Decisão do TCE/PR é considerada ilegal. Athletico terá de respeitar convênio tripartite e pode ter que pedir Recuperação Judicial. É o caso da grande dívida do clube paranaense. Temos a decisão
A ação popular é de autoria de Fabio Bento Aguayo e patrocinada pelo escritório Casagrande Advocacia, especializado na área de compliance empresarial, subscrevendo a inicial os advogados Jorge Augusto Derviche Casagrande, Juliana Sanine Ponich Vaz Casagrande, Felipe de Sá e Andressa Liz de Sampaio.
Em detalhada inicial, foi demonstrado que o TCE/PR decidiu sobre matéria completamente fora de sua competência, a despeito de pareceres técnicos contrários a área técnica e do Ministério Público de Contas, e impôs, por meio de procedimento de denúncia, despesa milionária ao Erário.
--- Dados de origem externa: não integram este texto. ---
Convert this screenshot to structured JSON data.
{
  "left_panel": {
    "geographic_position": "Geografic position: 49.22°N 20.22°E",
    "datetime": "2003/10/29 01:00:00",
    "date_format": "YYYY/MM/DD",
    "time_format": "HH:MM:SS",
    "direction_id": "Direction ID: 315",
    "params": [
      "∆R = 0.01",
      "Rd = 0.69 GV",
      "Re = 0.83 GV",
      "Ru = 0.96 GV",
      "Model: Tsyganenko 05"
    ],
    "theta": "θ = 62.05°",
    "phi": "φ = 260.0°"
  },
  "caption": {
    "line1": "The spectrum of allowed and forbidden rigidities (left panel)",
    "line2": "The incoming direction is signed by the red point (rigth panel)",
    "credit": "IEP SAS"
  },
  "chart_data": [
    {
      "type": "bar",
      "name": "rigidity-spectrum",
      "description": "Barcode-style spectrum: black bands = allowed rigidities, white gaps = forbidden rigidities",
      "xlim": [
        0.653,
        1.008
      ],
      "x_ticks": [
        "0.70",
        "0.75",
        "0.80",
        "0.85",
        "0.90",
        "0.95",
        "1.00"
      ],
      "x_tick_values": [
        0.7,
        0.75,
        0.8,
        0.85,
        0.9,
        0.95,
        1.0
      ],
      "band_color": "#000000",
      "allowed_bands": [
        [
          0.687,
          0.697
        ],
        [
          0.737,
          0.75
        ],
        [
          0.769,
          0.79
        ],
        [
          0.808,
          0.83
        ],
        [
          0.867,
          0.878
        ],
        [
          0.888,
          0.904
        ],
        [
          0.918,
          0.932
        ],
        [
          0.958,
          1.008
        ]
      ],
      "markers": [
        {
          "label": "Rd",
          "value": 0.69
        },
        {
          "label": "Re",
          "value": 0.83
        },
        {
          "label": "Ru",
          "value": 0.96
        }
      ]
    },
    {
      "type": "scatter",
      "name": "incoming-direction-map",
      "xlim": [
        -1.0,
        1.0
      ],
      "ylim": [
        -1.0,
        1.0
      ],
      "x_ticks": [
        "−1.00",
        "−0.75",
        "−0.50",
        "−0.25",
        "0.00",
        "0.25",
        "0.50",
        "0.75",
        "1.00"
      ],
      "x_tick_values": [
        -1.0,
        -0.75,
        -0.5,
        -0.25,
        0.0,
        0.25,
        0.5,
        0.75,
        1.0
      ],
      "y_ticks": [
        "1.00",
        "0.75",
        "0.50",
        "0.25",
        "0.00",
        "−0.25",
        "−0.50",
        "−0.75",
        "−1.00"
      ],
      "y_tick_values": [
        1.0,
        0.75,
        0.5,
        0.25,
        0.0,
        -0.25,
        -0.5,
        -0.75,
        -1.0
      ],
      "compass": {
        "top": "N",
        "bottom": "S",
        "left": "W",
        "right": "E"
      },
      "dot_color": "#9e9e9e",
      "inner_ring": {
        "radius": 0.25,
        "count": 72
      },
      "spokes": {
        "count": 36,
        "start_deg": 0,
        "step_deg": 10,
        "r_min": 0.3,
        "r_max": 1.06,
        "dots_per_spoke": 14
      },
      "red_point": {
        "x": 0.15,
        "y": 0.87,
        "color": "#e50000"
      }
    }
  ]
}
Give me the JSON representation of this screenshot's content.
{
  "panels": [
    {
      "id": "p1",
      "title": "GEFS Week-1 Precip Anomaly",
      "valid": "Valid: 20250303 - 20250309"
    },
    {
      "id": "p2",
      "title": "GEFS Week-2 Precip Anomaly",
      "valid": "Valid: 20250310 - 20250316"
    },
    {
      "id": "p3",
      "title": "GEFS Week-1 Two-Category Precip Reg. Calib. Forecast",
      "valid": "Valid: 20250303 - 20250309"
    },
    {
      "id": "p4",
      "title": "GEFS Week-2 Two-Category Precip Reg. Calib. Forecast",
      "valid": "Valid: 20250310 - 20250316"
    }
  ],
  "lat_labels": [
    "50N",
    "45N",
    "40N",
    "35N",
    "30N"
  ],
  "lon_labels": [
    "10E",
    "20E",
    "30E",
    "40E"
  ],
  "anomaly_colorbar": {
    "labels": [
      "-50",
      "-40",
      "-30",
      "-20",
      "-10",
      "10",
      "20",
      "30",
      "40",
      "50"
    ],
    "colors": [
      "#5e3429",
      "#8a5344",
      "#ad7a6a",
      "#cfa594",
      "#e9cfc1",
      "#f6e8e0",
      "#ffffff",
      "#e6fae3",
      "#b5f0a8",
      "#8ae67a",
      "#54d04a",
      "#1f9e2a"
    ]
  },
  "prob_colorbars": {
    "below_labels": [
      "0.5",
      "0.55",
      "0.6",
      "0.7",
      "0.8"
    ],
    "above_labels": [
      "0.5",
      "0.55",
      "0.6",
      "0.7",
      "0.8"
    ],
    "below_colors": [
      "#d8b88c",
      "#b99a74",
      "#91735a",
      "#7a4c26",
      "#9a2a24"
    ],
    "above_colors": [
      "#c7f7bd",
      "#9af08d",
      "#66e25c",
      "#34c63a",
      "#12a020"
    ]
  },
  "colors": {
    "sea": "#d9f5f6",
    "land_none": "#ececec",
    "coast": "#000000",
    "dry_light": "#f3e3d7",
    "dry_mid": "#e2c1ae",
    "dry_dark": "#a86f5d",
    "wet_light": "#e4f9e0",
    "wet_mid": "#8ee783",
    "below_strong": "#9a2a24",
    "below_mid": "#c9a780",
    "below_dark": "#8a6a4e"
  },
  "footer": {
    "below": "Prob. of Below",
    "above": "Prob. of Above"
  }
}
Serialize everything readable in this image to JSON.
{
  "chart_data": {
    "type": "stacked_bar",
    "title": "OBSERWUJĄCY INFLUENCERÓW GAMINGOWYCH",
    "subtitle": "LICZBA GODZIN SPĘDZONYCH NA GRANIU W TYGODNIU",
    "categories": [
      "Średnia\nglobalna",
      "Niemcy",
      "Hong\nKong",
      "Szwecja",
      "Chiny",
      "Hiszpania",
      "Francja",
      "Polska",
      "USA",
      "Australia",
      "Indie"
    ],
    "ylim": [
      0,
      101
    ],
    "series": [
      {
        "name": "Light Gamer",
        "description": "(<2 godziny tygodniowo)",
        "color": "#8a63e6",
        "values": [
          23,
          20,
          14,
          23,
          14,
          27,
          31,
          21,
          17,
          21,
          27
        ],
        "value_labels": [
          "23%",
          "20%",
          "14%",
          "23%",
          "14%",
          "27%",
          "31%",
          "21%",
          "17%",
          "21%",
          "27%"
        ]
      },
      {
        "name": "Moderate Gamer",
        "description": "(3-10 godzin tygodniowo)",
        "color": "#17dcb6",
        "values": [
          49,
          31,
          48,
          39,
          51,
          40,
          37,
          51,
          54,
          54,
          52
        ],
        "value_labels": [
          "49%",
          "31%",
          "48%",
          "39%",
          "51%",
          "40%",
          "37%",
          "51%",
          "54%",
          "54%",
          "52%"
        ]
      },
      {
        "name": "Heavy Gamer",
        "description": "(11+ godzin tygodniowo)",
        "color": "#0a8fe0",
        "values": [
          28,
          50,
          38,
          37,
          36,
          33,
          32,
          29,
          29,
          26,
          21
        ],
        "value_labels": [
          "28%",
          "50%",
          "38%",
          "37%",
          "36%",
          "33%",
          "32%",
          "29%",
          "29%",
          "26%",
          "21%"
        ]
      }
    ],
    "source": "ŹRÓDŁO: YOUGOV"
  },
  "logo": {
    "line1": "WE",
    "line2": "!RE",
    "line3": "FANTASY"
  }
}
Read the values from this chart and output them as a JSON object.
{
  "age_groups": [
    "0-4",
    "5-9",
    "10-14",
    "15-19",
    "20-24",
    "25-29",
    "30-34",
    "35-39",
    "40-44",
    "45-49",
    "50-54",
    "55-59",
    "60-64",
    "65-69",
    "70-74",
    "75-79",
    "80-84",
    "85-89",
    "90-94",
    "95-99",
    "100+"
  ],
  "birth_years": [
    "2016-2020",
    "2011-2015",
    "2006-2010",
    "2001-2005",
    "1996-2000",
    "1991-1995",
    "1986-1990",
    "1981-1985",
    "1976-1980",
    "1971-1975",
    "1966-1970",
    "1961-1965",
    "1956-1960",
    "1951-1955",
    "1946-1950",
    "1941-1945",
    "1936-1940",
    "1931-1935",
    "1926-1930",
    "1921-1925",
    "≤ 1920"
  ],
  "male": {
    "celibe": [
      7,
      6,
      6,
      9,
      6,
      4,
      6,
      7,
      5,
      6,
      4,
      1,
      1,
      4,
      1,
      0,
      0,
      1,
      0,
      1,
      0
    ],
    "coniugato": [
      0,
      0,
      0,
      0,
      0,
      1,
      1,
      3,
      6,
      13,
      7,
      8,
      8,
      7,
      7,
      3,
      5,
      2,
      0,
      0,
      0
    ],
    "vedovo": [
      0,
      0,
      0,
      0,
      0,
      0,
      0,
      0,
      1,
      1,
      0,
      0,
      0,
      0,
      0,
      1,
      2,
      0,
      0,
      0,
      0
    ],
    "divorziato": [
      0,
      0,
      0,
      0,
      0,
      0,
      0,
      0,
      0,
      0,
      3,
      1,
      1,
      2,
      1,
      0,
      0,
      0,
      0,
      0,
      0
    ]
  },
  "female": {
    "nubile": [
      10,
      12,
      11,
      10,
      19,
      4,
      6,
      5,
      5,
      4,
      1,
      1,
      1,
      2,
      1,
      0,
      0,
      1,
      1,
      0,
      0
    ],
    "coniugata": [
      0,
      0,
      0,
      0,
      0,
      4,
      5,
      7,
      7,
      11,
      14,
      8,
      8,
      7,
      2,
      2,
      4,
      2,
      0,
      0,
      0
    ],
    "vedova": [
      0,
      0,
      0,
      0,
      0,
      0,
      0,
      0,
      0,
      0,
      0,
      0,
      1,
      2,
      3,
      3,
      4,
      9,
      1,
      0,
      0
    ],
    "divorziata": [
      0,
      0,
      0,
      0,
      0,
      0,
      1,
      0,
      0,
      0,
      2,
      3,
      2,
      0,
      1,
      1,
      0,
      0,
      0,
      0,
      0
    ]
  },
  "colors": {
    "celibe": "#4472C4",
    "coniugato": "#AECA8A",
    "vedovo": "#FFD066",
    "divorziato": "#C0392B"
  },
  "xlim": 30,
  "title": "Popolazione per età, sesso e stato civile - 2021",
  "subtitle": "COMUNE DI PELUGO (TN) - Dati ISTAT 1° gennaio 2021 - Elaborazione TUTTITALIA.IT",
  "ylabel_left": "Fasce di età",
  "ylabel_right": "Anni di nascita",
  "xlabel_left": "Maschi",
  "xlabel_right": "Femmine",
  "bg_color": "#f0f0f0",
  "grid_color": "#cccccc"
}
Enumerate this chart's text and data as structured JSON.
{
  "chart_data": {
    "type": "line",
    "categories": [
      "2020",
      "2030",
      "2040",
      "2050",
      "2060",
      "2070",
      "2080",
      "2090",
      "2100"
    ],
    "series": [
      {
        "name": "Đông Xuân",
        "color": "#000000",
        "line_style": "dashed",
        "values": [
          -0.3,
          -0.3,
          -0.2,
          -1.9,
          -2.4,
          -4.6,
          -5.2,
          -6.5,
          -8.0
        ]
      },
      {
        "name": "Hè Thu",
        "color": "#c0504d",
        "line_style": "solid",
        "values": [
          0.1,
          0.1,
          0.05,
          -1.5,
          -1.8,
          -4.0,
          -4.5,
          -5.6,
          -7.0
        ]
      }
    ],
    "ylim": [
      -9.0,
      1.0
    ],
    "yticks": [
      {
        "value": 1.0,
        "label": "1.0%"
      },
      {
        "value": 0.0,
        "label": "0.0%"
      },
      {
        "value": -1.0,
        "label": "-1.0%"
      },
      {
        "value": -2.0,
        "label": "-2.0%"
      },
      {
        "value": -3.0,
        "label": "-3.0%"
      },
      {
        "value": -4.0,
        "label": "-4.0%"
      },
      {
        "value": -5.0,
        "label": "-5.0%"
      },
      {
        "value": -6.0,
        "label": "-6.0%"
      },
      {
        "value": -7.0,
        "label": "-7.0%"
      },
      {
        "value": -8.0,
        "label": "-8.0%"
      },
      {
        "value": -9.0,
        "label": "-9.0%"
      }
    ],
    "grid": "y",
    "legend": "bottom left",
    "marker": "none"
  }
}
Algo nunca antes visto no sistema de tribunais de contas.
A referida decisão, que curiosamente não sofreu resistência ou recursos no tribunal competente por parte do Governador ou do Prefeito, “salvou” o CT do CAP a ir a leilão em processo onde é exequente a Fomento do Paraná, pois fundamentou pedido de suspensão no STJ. A expectativa era de que a medida “forçasse um acordo” e quem pagaria todo o pato seria o contribuinte.
O Promotor de Justiça da Primeira Vara da Fazenda Pública, Henrique Cesar Alves Cleto, concordou com a procedência do pedido liminar, que foi acolhido pela Juíza Rafaela Mari Turra, que determinou a suspensão da eficácia da decisão do TCE/PR e todos os atos subsequentes nela baseados.
Segundo a juíza: “Logo, não se pode sacrificar todo o sistema jurídico que rege os princípios aplicáveis à Administração Pública (art. 37, CF) e os princípios aplicáveis aos contratos administrativos (extensíveis aos convênios), a pretexto de obviar futuro e incerto dano ao erário, quando, em verdade, se cria uma obrigação antes inexistente aos entes públicos, provocando aumento de despesa não autorizada por lei e sequer acordada mediante contrato ou convênio, mediante proposta irrestrita de pessoa jurídica de direito privado e eu seu próprio benefício, pessoa esta que, diga-se, nem sequer cumpriu as obrigações originalmente assumidas no Convênio já extirpado.”
Segundo a juíza, o procedimento de “denúncia” que deu origem a decisão foi uma forma do CAP manejar tutela de interesses particulares e não iniciar um procedimento de fiscalização por parte do TCE/PR. Portanto, o TCE/PR estaria usurpando a competência do TJ/PR ao proferir a referida decisão.
Com isso, o Athletico fica sem outras opções, considerando que o convênio que já teve seu prazo extinto há quase sete anos, tendo decaído qualquer direito do CAP em revisitar seus termos.
A dívida total, com juros e correções, pode chegar a casa dos 400 milhões de reais, o que somado ao retorno da marcha do processo de execução da Fomento do Paraná pode empurrar o CAP a uma situação de insolvência e uma possível Recuperação Judicial.